Welcome to these pages where we will try to tell at least a part of “Swedish manufactured outboard motors” history. Sweden has a long story of qualified technical engineering and mining industry and skilled educated people from companies like: AGA, Alfa Laval, ASEA, Bofors, Bolinders, Electrolux, ESAB, Husqvarna, Facit, Grängesbergsbolaget, SKF, Sandvik and Uddeholm. These facts made it possible to manufacture quality products and also export them. One of the first pictures of an outboard motor we have seen published in Sweden is the “motorised oar” invented by Gabriel Trouche from France and shown to the public in 1904 and for sale in Stockholm the next year. Manufacturing of outboard motors in Sweden started in 1912 and lasted until 1979 when the last motor was made in the Volvo Penta factory in Uppsala. Some famous names besides Archimedes and Penta we will try to follow up are: Ali, Aldell, Crescent, Darax, Delfin, Electrolux, Gyro, Husqvarna, JB Marinoped, MBV, Monark-Crescent, Nymanbolagen, SEM (magnetos), Stefa (magnetos),Trim, Triton and Volvo-Penta. If you have more information, corrections and old pictures etc. let us know in order to make this information better and more complete.
Swedish made outboard motors – part of its history
Sweden is a country with sea on three sides and many thousands of lakes. It has three major archipelagos with thousands of islands in the Stockholm, Gothenburg and Karlskrona area. Local farming and fishing was common and on the islands you must do both to survive in the old days. The first outboard motors imported was Evinrude from USA in 1910 and 500 motors were sold. The local fishermen converted their small wooden boats for rowing and/or sailing to a motor. The one cylinder motor was heavily vibrating and this is bad on a wooden boat. Several small factories made more or less direct copies of Evinrude with names as: Alka, Svalan, Meteor, M.B.V, Standard, Torped, Pilen etc. All these motors were also vibrating and a standardised supply of spareparts was often not available.
On this scene now enters the two brothers Carl Alrik and Oscar Walfrid Hult who 1907 formed the company AB Archimedes in Stockholm. Carl Alrik went to America in 1887 working in machine shops and developed a patent in 1890 for a centrifugal cream separator and later several patents for rotating steam engines and combustion engines. He came back to Sweden in 1890 with a return ticket but he stayed here and continued his separator development. The brothers bought an Evinrude motor in 1911, tested it and and found out that they could make a better and less vibrating motor. The first prospect for “Balansmotorn” was published in 1912 and orders immediately poured in. So everything in Swedish outboard motor history is related to and goes in a straight line back to the two Hult brothers and Archimedes “Balansmotorn”.
Important Dates
1911 The first batch of “Evinrude motors” imported to Sweden.1912 The first “Balansmotorn Archimedes BS” was presented.
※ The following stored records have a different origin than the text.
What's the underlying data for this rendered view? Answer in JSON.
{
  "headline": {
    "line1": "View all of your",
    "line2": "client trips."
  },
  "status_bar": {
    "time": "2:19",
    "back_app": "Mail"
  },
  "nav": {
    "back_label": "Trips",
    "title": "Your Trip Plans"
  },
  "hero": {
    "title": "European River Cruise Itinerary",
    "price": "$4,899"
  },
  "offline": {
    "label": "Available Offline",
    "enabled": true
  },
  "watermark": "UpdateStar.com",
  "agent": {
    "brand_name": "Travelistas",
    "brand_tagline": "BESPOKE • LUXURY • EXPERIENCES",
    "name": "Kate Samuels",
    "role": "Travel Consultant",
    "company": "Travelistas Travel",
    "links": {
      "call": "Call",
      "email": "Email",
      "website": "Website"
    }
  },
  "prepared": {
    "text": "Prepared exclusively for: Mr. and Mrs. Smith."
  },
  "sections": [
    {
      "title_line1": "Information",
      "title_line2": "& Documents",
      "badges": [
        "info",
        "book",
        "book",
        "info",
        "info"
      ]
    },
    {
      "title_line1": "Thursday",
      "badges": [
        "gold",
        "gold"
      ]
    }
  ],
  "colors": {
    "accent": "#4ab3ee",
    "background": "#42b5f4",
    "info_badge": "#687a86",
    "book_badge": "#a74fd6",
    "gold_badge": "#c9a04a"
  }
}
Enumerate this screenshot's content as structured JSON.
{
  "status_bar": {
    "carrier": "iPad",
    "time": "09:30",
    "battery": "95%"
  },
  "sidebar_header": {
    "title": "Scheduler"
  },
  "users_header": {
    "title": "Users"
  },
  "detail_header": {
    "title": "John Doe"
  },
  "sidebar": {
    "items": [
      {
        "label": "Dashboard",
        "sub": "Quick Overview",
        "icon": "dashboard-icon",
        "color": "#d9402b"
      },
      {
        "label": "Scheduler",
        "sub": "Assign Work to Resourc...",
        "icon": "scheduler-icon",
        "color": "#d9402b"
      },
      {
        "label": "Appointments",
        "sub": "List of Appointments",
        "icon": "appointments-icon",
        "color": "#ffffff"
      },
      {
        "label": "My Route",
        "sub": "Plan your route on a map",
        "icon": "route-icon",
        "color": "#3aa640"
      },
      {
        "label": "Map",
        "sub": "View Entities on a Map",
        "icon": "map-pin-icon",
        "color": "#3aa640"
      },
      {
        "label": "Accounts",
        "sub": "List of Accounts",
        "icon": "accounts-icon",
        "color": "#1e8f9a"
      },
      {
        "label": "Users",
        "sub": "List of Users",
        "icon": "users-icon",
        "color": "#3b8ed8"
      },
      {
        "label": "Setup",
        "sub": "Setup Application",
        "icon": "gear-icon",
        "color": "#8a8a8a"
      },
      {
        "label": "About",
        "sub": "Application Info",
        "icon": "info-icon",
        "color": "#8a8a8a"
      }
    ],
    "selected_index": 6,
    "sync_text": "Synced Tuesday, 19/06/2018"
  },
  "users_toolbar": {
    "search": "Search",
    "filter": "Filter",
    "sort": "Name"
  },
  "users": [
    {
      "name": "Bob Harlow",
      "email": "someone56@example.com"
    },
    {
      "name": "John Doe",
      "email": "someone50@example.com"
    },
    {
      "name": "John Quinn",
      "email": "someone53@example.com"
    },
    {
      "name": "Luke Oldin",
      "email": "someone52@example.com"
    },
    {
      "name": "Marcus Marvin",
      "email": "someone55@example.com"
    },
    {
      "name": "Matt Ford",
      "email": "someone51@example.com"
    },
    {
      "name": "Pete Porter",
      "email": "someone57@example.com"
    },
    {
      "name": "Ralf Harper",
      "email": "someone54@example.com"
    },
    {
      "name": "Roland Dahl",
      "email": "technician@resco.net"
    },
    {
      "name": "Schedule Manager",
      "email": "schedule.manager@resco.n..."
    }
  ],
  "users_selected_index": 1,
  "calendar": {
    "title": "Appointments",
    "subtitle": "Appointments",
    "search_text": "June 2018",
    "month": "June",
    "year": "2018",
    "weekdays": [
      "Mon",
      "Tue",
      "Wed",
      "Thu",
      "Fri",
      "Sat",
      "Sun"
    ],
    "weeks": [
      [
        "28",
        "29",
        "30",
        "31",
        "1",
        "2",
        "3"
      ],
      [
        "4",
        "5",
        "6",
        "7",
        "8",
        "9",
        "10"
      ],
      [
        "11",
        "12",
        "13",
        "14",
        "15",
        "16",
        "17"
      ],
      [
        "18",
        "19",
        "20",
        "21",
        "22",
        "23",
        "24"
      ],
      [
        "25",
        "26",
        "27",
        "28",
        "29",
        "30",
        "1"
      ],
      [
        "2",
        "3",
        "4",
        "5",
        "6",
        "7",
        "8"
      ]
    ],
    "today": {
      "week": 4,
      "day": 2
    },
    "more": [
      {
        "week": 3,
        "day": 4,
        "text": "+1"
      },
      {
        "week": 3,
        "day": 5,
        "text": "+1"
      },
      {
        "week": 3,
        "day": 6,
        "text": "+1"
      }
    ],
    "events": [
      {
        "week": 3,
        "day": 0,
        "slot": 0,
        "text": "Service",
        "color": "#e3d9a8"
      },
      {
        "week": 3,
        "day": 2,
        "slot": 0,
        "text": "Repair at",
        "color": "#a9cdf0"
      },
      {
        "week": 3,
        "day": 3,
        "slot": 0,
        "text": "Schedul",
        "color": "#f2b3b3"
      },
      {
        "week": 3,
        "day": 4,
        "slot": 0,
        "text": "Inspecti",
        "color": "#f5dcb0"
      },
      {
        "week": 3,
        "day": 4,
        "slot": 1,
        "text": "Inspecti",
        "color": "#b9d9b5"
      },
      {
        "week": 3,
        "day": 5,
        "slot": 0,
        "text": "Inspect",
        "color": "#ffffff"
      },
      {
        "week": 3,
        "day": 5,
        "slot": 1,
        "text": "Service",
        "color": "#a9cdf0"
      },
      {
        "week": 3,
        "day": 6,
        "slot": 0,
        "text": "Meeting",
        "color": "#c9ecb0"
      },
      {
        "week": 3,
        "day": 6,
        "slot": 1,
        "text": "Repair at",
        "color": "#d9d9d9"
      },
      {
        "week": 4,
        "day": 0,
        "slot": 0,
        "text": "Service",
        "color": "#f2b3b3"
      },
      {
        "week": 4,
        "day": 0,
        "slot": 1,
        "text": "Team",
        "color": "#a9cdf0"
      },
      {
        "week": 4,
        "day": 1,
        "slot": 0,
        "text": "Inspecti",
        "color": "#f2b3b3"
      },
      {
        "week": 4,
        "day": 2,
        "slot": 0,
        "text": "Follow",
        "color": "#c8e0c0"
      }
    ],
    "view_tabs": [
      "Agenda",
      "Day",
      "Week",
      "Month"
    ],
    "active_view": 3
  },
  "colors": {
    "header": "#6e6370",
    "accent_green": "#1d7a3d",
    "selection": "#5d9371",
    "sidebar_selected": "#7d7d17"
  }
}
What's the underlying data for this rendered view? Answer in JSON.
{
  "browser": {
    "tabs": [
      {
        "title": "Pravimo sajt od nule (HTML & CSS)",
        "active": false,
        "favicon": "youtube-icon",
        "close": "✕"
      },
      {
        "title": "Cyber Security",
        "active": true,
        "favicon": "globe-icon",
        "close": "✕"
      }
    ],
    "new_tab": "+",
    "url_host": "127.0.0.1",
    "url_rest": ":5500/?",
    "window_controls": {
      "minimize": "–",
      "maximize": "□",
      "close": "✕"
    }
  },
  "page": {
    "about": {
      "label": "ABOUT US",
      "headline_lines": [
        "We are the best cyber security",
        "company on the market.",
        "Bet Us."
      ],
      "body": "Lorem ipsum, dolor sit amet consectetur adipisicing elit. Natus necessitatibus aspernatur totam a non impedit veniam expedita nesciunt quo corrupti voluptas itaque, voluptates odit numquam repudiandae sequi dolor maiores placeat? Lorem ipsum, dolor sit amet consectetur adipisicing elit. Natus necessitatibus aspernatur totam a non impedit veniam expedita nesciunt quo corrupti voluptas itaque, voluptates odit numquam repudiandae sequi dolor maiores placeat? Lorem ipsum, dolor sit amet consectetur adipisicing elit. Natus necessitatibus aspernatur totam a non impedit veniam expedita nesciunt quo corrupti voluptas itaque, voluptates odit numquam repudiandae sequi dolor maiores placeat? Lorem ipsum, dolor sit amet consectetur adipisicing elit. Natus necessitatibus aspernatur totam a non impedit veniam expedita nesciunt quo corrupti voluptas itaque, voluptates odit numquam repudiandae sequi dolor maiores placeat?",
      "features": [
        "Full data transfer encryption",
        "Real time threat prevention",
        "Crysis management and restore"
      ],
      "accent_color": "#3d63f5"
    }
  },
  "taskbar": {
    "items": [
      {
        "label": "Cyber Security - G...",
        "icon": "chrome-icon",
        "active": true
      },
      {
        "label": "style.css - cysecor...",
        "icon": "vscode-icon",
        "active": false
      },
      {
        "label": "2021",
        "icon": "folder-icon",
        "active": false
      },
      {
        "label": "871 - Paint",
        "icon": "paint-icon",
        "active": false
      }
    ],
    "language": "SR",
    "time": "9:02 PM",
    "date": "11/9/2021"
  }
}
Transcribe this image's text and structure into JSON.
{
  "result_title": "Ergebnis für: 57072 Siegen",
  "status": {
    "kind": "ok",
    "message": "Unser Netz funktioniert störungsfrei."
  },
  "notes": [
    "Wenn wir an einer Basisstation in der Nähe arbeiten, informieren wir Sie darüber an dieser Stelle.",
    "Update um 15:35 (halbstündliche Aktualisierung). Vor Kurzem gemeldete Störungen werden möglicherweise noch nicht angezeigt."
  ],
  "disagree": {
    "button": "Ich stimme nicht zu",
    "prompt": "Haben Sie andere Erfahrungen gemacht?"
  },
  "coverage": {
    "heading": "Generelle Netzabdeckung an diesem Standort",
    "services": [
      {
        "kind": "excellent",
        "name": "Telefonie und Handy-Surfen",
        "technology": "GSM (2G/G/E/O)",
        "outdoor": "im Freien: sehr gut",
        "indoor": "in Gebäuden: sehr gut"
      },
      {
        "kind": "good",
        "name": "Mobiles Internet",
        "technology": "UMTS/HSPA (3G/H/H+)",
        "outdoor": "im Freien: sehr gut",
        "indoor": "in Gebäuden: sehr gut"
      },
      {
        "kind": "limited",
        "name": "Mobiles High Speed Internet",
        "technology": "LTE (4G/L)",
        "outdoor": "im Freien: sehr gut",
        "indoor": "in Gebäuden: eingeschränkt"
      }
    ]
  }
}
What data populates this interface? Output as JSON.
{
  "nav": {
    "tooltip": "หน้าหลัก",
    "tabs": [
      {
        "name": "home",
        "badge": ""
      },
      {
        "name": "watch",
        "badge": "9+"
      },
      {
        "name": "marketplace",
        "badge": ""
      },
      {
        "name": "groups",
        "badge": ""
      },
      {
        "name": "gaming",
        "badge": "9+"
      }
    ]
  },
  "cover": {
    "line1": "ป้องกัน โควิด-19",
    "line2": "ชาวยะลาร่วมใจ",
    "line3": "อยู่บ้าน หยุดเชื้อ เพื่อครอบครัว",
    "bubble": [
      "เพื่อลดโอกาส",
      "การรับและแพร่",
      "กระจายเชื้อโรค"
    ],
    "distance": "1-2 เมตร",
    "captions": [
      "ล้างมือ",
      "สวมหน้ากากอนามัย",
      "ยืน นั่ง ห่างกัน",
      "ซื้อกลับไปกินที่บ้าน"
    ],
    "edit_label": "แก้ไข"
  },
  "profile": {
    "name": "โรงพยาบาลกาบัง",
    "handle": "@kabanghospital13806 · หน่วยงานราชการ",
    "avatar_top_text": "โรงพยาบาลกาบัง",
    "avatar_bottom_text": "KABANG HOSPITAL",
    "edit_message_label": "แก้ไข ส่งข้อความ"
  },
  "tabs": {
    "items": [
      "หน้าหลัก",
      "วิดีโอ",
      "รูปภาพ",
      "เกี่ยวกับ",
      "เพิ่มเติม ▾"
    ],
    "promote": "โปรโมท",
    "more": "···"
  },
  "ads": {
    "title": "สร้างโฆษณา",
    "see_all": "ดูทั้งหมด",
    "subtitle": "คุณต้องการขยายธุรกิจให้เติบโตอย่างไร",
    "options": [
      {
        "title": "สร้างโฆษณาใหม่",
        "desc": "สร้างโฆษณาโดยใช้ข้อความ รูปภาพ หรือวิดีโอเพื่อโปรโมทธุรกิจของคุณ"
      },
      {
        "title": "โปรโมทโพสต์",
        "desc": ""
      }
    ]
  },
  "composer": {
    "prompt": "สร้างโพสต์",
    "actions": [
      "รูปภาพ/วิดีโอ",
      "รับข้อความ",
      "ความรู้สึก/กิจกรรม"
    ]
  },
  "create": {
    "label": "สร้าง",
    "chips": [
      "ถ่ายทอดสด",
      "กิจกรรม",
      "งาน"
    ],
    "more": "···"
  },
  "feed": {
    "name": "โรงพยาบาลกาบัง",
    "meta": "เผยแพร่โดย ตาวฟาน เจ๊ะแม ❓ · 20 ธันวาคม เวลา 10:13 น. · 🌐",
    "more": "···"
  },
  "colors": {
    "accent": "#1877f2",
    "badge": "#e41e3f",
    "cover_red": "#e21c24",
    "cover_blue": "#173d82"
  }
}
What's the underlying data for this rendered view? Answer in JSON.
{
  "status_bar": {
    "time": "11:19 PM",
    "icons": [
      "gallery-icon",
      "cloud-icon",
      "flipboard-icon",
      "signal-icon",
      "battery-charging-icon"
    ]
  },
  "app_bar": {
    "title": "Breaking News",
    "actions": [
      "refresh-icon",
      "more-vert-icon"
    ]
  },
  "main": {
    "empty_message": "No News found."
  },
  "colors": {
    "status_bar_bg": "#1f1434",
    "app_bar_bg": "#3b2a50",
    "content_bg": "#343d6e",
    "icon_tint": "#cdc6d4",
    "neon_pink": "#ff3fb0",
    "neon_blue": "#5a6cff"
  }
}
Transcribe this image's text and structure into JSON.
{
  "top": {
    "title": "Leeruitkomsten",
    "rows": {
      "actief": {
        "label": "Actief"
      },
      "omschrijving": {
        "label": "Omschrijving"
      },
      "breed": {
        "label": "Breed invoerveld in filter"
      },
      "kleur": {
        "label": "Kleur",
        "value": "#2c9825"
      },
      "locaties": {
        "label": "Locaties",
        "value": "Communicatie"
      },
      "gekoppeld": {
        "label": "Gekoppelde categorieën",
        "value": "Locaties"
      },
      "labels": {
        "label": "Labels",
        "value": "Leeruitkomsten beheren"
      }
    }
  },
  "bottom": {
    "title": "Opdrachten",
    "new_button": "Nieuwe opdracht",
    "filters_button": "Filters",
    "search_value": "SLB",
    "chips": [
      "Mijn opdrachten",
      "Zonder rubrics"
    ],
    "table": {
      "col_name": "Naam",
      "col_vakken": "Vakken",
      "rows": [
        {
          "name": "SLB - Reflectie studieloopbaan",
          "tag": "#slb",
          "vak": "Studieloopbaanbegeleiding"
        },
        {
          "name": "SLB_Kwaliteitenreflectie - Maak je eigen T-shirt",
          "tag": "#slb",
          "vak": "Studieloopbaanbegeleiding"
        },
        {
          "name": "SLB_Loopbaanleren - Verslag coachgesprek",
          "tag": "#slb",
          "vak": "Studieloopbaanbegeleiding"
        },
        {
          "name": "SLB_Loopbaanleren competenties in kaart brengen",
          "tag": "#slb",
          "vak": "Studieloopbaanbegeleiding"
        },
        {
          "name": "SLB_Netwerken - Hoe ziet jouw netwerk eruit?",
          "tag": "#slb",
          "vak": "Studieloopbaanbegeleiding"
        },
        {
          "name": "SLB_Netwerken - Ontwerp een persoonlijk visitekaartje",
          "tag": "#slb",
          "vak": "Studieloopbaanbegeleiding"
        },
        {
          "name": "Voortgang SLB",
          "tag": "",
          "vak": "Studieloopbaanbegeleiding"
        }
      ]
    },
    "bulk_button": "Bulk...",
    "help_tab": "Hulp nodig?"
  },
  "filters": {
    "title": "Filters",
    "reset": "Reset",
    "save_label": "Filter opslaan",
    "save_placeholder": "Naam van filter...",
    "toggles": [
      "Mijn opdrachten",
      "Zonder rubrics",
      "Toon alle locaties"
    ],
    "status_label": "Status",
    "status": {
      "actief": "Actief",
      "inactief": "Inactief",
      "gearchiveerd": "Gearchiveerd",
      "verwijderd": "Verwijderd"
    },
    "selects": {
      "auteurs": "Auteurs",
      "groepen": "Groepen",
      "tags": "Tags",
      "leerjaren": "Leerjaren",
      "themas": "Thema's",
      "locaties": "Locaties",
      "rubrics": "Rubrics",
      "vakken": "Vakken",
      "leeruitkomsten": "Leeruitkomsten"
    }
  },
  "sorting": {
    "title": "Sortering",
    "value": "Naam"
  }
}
1913 “Alka” was the first outboard in Sweden with “Magneto ignition”.
1916 “SEM” in Åmål produced Swedish magnetos.
1919 “Triton” four stroke motor.
1922 “Penta U-2” was presented.
1922 “Ali” wobblepate motor.
1932 “Penta” U-22 and V-2.
1933 “TRIM” was introduced.
1933 “Gyro” Gyroverken in Falun. “Lilla Björn”. “Stora Björn”.
1941 “Electrolux” buys “Archimedes”.
1943 “Electrolux” buys “Penta” production rights.
1945 “Penta PA-20”, 2 Hp.
1946 “Delfin” Tandsbyns Mekaniska Verkstad.
1953 “Aldell A-2” introduced.
1953 “STEFA” Stensholms Fabriker made moden flywheel magnetos.
1954 “J.B. Marinoped” J. Benson Motor, Eskilstuna.
1954 Nymanbolagen “NV Skipper” later “Crescent” introduced.
1958 “Husqvarna produced its own version of “Aldell A-30”.
1960 “MCB” is formed by Nymanbolagen and Monark.
1961 “MCB” takes over Husqvarna outboard production.
1962 The last “Penta-U21” is produced.
1965 “MCB” buys “Archimedes” from “Electrolux”.
1973 “Volvo Penta” buys “Monark Crescent” outboard production.
1979 “ Volvo Penta” close down its outboard motor production.